Attivi sulla carta dal 1994 ma spietati creatori di oscurità dal 1999, gli svedesi CRAFT approdano al disco della consacrazione. Dopo perle quali "Terror Propaganda" e "Fuck the Univers", John Doe e Joakim Karlsson danno alle stampe il loro disco più maturo, discostandosi nettamente da quelle che erano le loro primordiali e più grezze origini per approdare a nuovi lidi costellati da una produzione più limpida è più potente di quanto non abbiano mai avuto.
Dimenticate i riff classici black metal ai quali ci avevano abituato e mescolate sapientemente la vecchia creatura Craft a nuovi dettami stilistici provenienti dalla scuola rock di altri tempi (Black Sabbath su tutti). Infatti non rimarrete che stupiti dal fatto che la band finalmente ha preso corpo ed ha trovato una miscela esplosiva fatta di nero culto e rimandi ai classici mostri sacri del rock di quarant'anni fà. La stessa "Come Resonance of Doom" porta in sè il 99% del concetto "puro metallo nero".
Si avvale di un riff portante molto doom-oriented e di divagazioni black classiche ma con accenni violenti alle evoluzioni del genere degli ultimi 5/10 anni. L'ombra dei Satyricon di tanto in tanto spunta fuori e i nostri hanno implementato fortemente quest'influenza in favore a una preponderanza minimalista presente in quasi tutti gli episodi del disco (The Ground Surrenders).
Non ci sono assalti sonori di rilevanza, piuttosto tutte le traccie vanno avanti a moderata velocità e schiacciano l'ascoltatore sotto una continua pressione negativa.
In alcune parti più "black'n'roll" oriented ricordano i migliori Carpathian Forest, ma attenzione ricordano, non ricalcano assolutamente! Nota negativa l'uso della drum-machine che ha tolto quel valore aggiunto all'opera ma che innegabilmente ha reso più fredda la loro già lancinante sonorità. In fin dei conti i CRAFT sono la naturale evoluzione di un genere che ha più o meno detto tutto, là dove nel 1999 erano stati già scritti i migliori dischi in ambito Black e ben pochi potevano successivamente minare le basi dettate dai masterpiece del genere.
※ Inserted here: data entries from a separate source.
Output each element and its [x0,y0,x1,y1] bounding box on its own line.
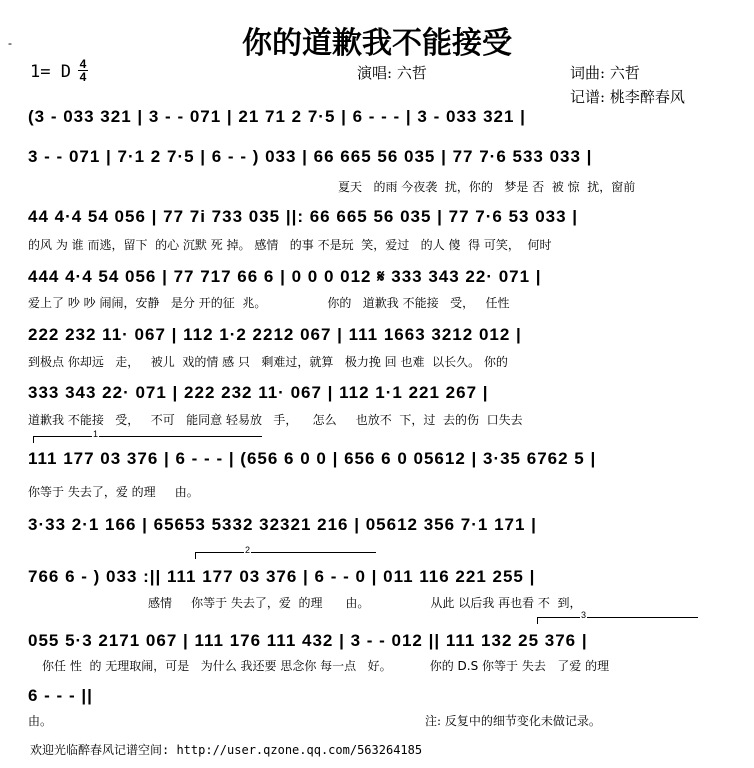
transcription-note: 注: 反复中的细节变化未做记录。 [425,714,601,728]
lyrics-line-5: 到极点 你却远 走， 被儿 戏的情 感 只 剩难过，就算 极力挽 回 也难 以长久。 你的 [28,355,508,369]
transcriber-credit: 记谱: 桃李醉春风 [570,88,685,106]
lyrics-line-9: 感情 你等于 失去了，爱 的理 由。 从此 以后我 再也看 不 到， [148,596,582,610]
score-line-1: (3 - 033 321 | 3 - - 071 | 21 71 2 7·5 | 6 - - - | 3 - 033 321 | [28,107,526,126]
lyrics-line-6: 道歉我 不能接 受， 不可 能同意 轻易放 手， 怎么 也放不 下，过 去的伤 口失去 [28,413,523,427]
score-line-11: 6 - - - || [28,686,93,705]
score-line-10: 055 5·3 2171 067 | 111 176 111 432 | 3 - - 012 || 111 132 25 376 | [28,631,588,650]
singer-credit: 演唱: 六哲 [357,64,427,82]
score-line-2: 3 - - 071 | 7·1 2 7·5 | 6 - - ) 033 | 66 665 56 035 | 77 7·6 533 033 | [28,147,593,166]
volta-label: 2 [245,545,251,555]
score-line-8: 3·33 2·1 166 | 65653 5332 32321 216 | 05612 356 7·1 171 | [28,515,537,534]
volta-bracket-1 [33,429,262,443]
lyrics-line-7: 你等于 失去了，爱 的理 由。 [28,485,199,499]
volta-label: 3 [581,610,587,620]
corner-mark: - [8,36,12,50]
composer-credit: 词曲: 六哲 [570,64,640,82]
time-signature [78,58,88,83]
volta-bracket-2 [195,545,376,559]
footer-link[interactable]: 欢迎光临醉春风记谱空间: http://user.qzone.qq.com/563264185 [30,743,423,757]
page-title: 你的道歉我不能接受 [242,26,512,61]
time-top: 4 [79,57,87,71]
lyrics-line-2: 夏天 的雨 今夜袭 扰，你的 梦是 否 被 惊 扰，窗前 [338,180,636,194]
key-signature: 1= D [30,62,71,82]
lyrics-line-11: 由。 [28,714,53,728]
score-line-9: 766 6 - ) 033 :|| 111 177 03 376 | 6 - - 0 | 011 116 221 255 | [28,567,536,586]
score-line-4: 444 4·4 54 056 | 77 717 66 6 | 0 0 0 012 𝄋 333 343 22· 071 | [28,267,542,286]
score-line-7: 111 177 03 376 | 6 - - - | (656 6 0 0 | 656 6 0 05612 | 3·35 6762 5 | [28,449,597,468]
lyrics-line-3: 的风 为 谁 而逃，留下 的心 沉默 死 掉。 感情 的事 不是玩 笑，爱过 的人 傻 得 可笑， 何时 [28,238,552,252]
volta-label: 1 [93,429,99,439]
lyrics-line-10: 你任 性 的 无理取闹，可是 为什么 我还要 思念你 每一点 好。 你的 D.S 你等于 失去 了爱 的理 [42,659,610,673]
lyrics-line-4: 爱上了 吵 吵 闹闹，安静 是分 开的征 兆。 你的 道歉我 不能接 受， 任性 [28,296,510,310]
score-line-3: 44 4·4 54 056 | 77 7i 733 035 ||: 66 665 56 035 | 77 7·6 53 033 | [28,207,579,226]
time-bottom: 4 [79,70,87,84]
score-line-6: 333 343 22· 071 | 222 232 11· 067 | 112 1·1 221 267 | [28,383,489,402]
score-line-5: 222 232 11· 067 | 112 1·2 2212 067 | 111 1663 3212 012 | [28,325,522,344]
volta-bracket-3 [537,610,698,624]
"Leaving the Corporal Shade" appare come l'episodio più ispirato dell'intero disco che con un incedere clamorosamente lento e nefasto ci conduce attraverso un buio vuoto privo di senso. I riff si accavallano disturbando le linee melodiche e la voce ammanta di sofferenza tutto il pezzo per poi sfociare in un deflagrante suicidio sonoro.
"I Want to Commit Murder" è il pezzo più classico del platter con chiare influenze thrash anni '80 e rimandi ai primi Celtic Frost (assolo in primis). Passiamo successivamente a "Bring on the Clouds" (senza infamia e senza lode) e a "Void", la track più sperimentale del full.
In definitiva un ottima prova della band Svedese e una conferma al 100% nella scena estrema scandinava.
Promossi per l'ottimo packaging e i suoni terribilmente freddi e calcolati.